John Gierach, Le Traité du Zen et de l'art de la pêche à la mouche.
John Gierach, Le Traité du Zen et de l'art de la pêche à la mouche, Editions Gallmeister, 2009
Qui
y a-t-il de zen dans l'art de la pêche ? Parcourir les berges des rivières,
fabriquer des mouches, les envoyer voler au-dessus de l'eau ? ou bien ferrer
des poissons, batailler avec eux ? Un peu de tout cela certainement, mais pas
seulement. John Gierach y ajoute l'amitié, celle qu'il prodigue à ses amis et
celle qu'il noue avec ses lecteurs. Et, c'est bien l'intérêt qu'il y a à lire
Gierach. Il vous prend par le bras pour vous montrer comment les gestes, les
habitudes, peuvent prendre avec lui une tournure poétique et contemplative.
Mieux, il vous place dans le récit et vous êtes à ses côtés, les waders dans la rivière en train de
pêcher. Il vous prête une canne en bambou refendu couleur herbe sèche avec un
porte moulinet en noyer cendré (l'auteur est un sentimental) et même sa boîte à
mouche, et bien sûr, vous prenez la plus belle, une Adams aux ailes gris
chinchilla par exemple. Il ne vous en voudra pas, d'ailleurs, il ne vous
regarde même pas par-dessous ses lunettes, en fait, il avait, sans le dire,
préparé tout cela pour vous. C'est certainement cela le « rester zen » de
Gierach. Une propension à l'amitié et une initiation à l'oubli de soi dans
l'art de la pêche : « Ça y est vous y êtes. Levez la tête vers le ciel, plissez
les yeux, humez l'air, écoutez l'eau ». Plus qu'une méditation, une
illumination ouverte par cette belle formule propitiatoire qui nous plonge en
deçà de l'onde et dans ses courants.
"...ma plus belle truite
du jour; je ne savais pas comment je l'avais prise
et cela m'était bien
égal"
John Gierach
Les
truites, (mais aussi les brochets « qui méritent le respect ») facétieuses,
toujours belles et bagarreuses méritent toute notre attention. Elles sont «
l'organe fonctionnel du courant », la devinette à attraper, le signe à
interpréter. Mais, en lisant Gierach, on se doute à la fin que la vision que
l'on a de ces poissons est souvent moins bonne que celle qu'ils ont de nous.

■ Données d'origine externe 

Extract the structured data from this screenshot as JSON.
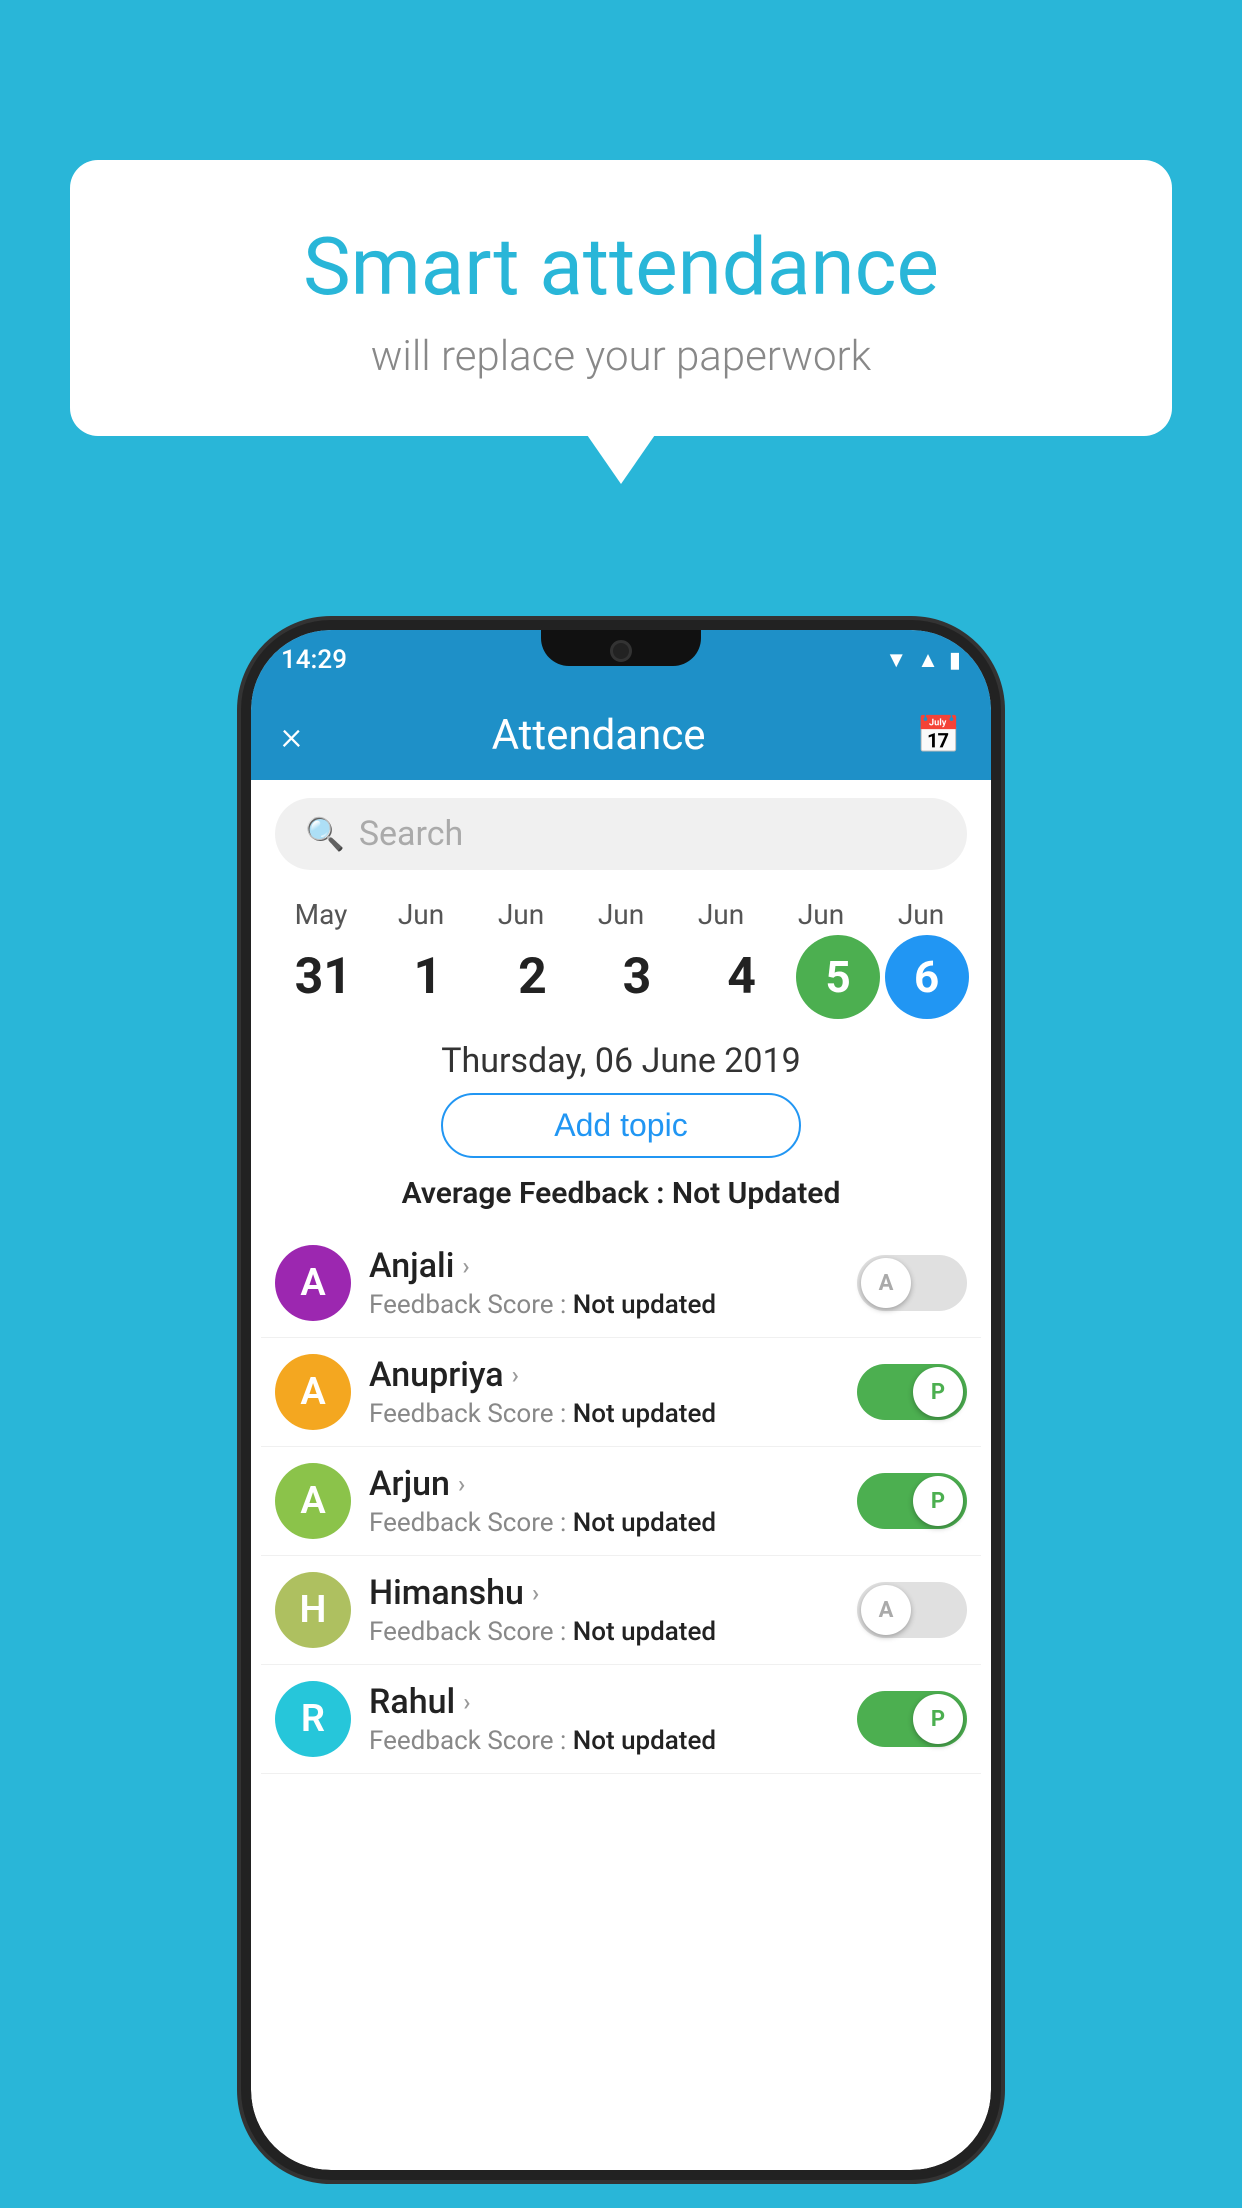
{
  "background": {
    "color": "#29b6d8"
  },
  "speech_bubble": {
    "title": "Smart attendance",
    "subtitle": "will replace your paperwork"
  },
  "phone": {
    "status_bar": {
      "time": "14:29"
    },
    "app_bar": {
      "title": "Attendance",
      "close_label": "×",
      "calendar_icon": "📅"
    },
    "search": {
      "placeholder": "Search"
    },
    "calendar": {
      "months": [
        "May",
        "Jun",
        "Jun",
        "Jun",
        "Jun",
        "Jun",
        "Jun"
      ],
      "days": [
        "31",
        "1",
        "2",
        "3",
        "4",
        "5",
        "6"
      ],
      "today_index": 5,
      "selected_index": 6
    },
    "selected_date": "Thursday, 06 June 2019",
    "add_topic_label": "Add topic",
    "avg_feedback_label": "Average Feedback : ",
    "avg_feedback_value": "Not Updated",
    "students": [
      {
        "name": "Anjali",
        "avatar_letter": "A",
        "avatar_color": "#9c27b0",
        "feedback_label": "Feedback Score : ",
        "feedback_value": "Not updated",
        "toggle": "off",
        "toggle_letter": "A"
      },
      {
        "name": "Anupriya",
        "avatar_letter": "A",
        "avatar_color": "#f4a720",
        "feedback_label": "Feedback Score : ",
        "feedback_value": "Not updated",
        "toggle": "on",
        "toggle_letter": "P"
      },
      {
        "name": "Arjun",
        "avatar_letter": "A",
        "avatar_color": "#8bc34a",
        "feedback_label": "Feedback Score : ",
        "feedback_value": "Not updated",
        "toggle": "on",
        "toggle_letter": "P"
      },
      {
        "name": "Himanshu",
        "avatar_letter": "H",
        "avatar_color": "#aec060",
        "feedback_label": "Feedback Score : ",
        "feedback_value": "Not updated",
        "toggle": "off",
        "toggle_letter": "A"
      },
      {
        "name": "Rahul",
        "avatar_letter": "R",
        "avatar_color": "#26c6da",
        "feedback_label": "Feedback Score : ",
        "feedback_value": "Not updated",
        "toggle": "on",
        "toggle_letter": "P"
      }
    ]
  }
}
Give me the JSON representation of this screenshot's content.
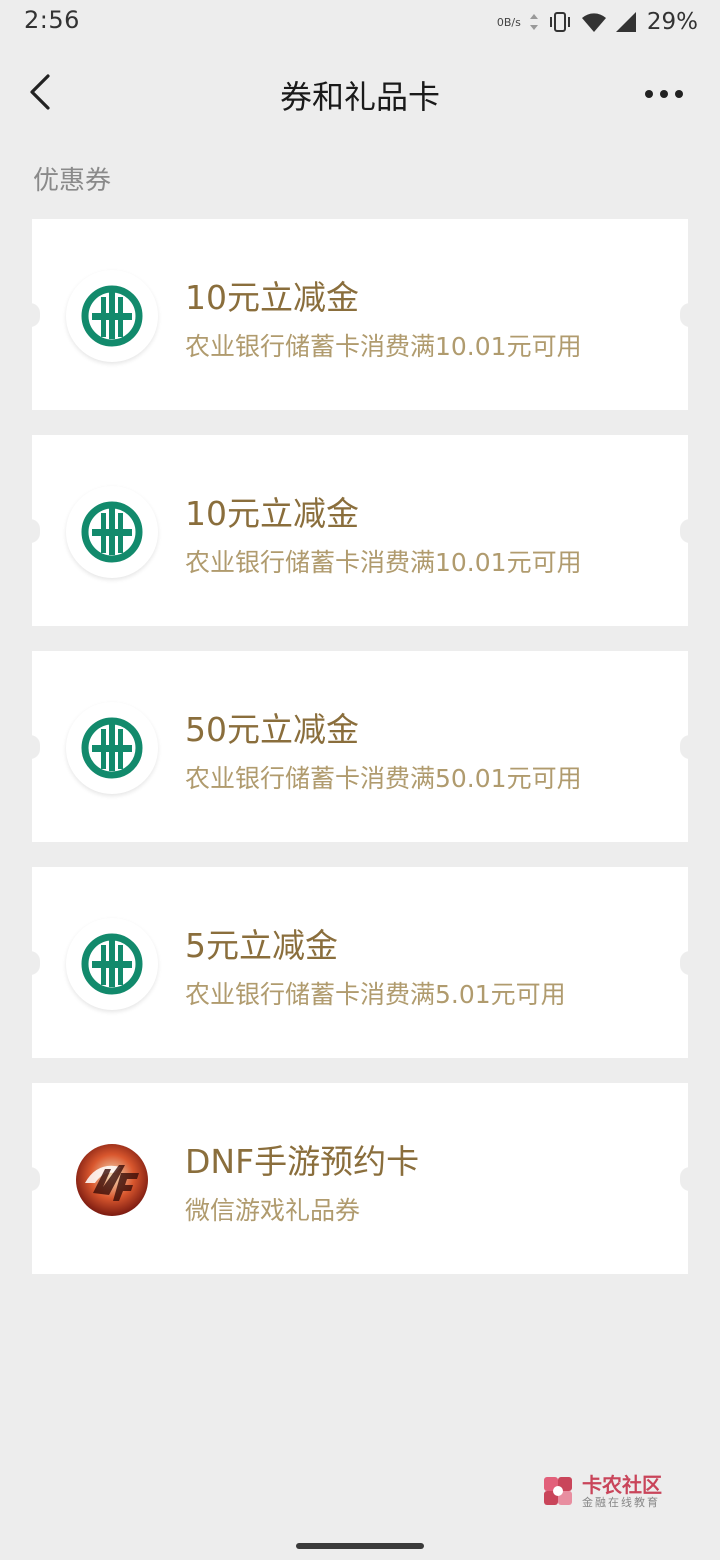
{
  "status": {
    "time": "2:56",
    "net_speed": "0B/s",
    "battery": "29%"
  },
  "nav": {
    "title": "券和礼品卡"
  },
  "section": {
    "label": "优惠券"
  },
  "colors": {
    "bank_green": "#128a6c",
    "title_gold": "#8a6e3c",
    "sub_gold": "#b09b6e",
    "dnf_red": "#c8321e"
  },
  "cards": [
    {
      "icon": "abc-bank-logo-icon",
      "title": "10元立减金",
      "subtitle": "农业银行储蓄卡消费满10.01元可用"
    },
    {
      "icon": "abc-bank-logo-icon",
      "title": "10元立减金",
      "subtitle": "农业银行储蓄卡消费满10.01元可用"
    },
    {
      "icon": "abc-bank-logo-icon",
      "title": "50元立减金",
      "subtitle": "农业银行储蓄卡消费满50.01元可用"
    },
    {
      "icon": "abc-bank-logo-icon",
      "title": "5元立减金",
      "subtitle": "农业银行储蓄卡消费满5.01元可用"
    },
    {
      "icon": "dnf-game-logo-icon",
      "title": "DNF手游预约卡",
      "subtitle": "微信游戏礼品券"
    }
  ],
  "watermark": {
    "main": "卡农社区",
    "sub": "金融在线教育"
  }
}
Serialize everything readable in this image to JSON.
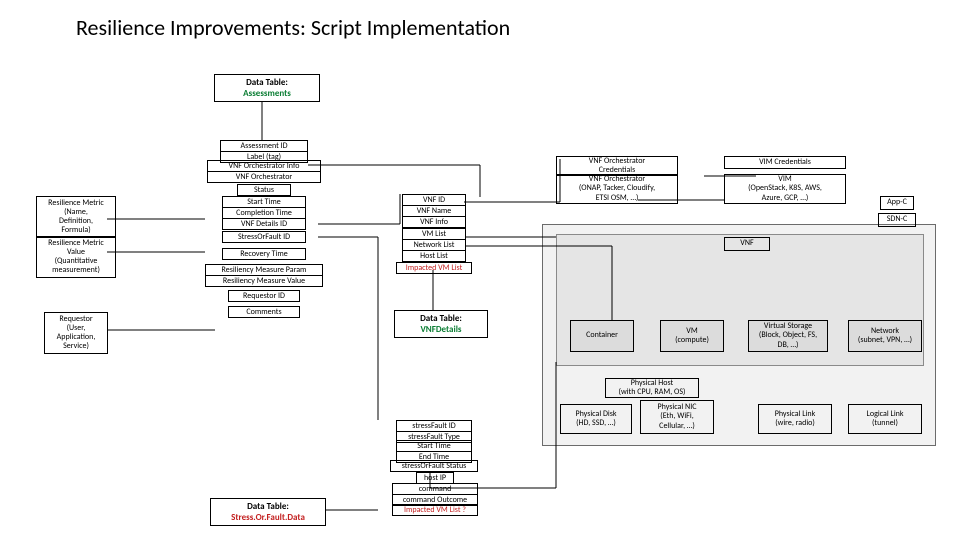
{
  "title": "Resilience Improvements: Script Implementation",
  "tables": {
    "assessments": {
      "title": "Data Table:",
      "sub": "Assessments"
    },
    "vnfdetails": {
      "title": "Data Table:",
      "sub": "VNFDetails"
    },
    "stressfault": {
      "title": "Data Table:",
      "sub": "Stress.Or.Fault.Data"
    }
  },
  "assess": {
    "id": "Assessment ID",
    "label": "Label (tag)",
    "orchInfo": "VNF Orchestrator Info",
    "orch": "VNF Orchestrator",
    "status": "Status",
    "start": "Start Time",
    "completion": "Completion Time",
    "vnfDetails": "VNF Details ID",
    "stressId": "StressOrFault ID",
    "recovery": "Recovery Time",
    "resParam": "Resiliency Measure Param",
    "resValue": "Resiliency Measure Value",
    "requestor": "Requestor ID",
    "comments": "Comments"
  },
  "left": {
    "metric": "Resilience Metric\n(Name,\nDefinition,\nFormula)",
    "value": "Resilience Metric\nValue\n(Quantitative\nmeasurement)",
    "requestor": "Requestor\n(User,\nApplication,\nService)"
  },
  "vnf": {
    "id": "VNF ID",
    "name": "VNF Name",
    "info": "VNF Info",
    "vmlist": "VM List",
    "netlist": "Network List",
    "hostlist": "Host List",
    "impacted": "Impacted VM List"
  },
  "right": {
    "orchCredT": "VNF Orchestrator\nCredentials",
    "orchCredB": "VNF Orchestrator\n(ONAP, Tacker, Cloudify,\nETSI OSM, …)",
    "vimCredT": "VIM Credentials",
    "vimCredB": "VIM\n(OpenStack, K8S, AWS,\nAzure, GCP, …)",
    "appc": "App-C",
    "sdnc": "SDN-C",
    "vnf": "VNF",
    "container": "Container",
    "vm": "VM\n(compute)",
    "vstorage": "Virtual Storage\n(Block, Object, FS,\nDB, …)",
    "network": "Network\n(subnet, VPN, …)",
    "phHost": "Physical Host\n(with CPU, RAM, OS)",
    "phDisk": "Physical Disk\n(HD, SSD, …)",
    "phNic": "Physical NIC\n(Eth, WiFi,\nCellular, …)",
    "phLink": "Physical Link\n(wire, radio)",
    "logLink": "Logical Link\n(tunnel)"
  },
  "fault": {
    "id": "stressFault ID",
    "type": "stressFault Type",
    "start": "Start Time",
    "end": "End Time",
    "status": "stressOrFault Status",
    "host": "host IP",
    "cmd": "command",
    "outcome": "command Outcome",
    "impacted": "Impacted VM List ?"
  }
}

C'est en ce sens que la pêche s'apparente souvent à un art divinatoire qui
revient à détecter la touche d'un poisson invisible sur une mouche visible. La
truite, si prompte, si fugace dans sa démonstration, peut, le temps d'une
surprise, disparaître, se volatiliser « elles ne s'enfuient pas en courant
comme les cerfs, ou en volant comme les grouses : elles cessent juste d'être là
». C'est de la magie peut-être, mais il y a la touche dans toutes ses nuances
subtiles ou violentes, ce petit espace dans le temps pendant lequel tout s'est
arrêté. Le seul signe tangible, sensible, qui ramène à la réalité, à
l'interprétation et à l'intelligible et qui ô miracle confirme avec réconfort
toute la science déployée du pêcheur qui, il faut bien l'avouer, en a souvent
besoin...
"La pêche est une chose
qu'il ne faut jamais prendre au sérieux "
John Gierach
Gierach
nous prévient fort heureusement et pose cet avertissement : « La pêche est une
chose qu'il ne faut jamais prendre au sérieux ». Il faut, en effet, en mesurer
les risques, addiction, collectionnite onéreuse, syndrome d'anachorète.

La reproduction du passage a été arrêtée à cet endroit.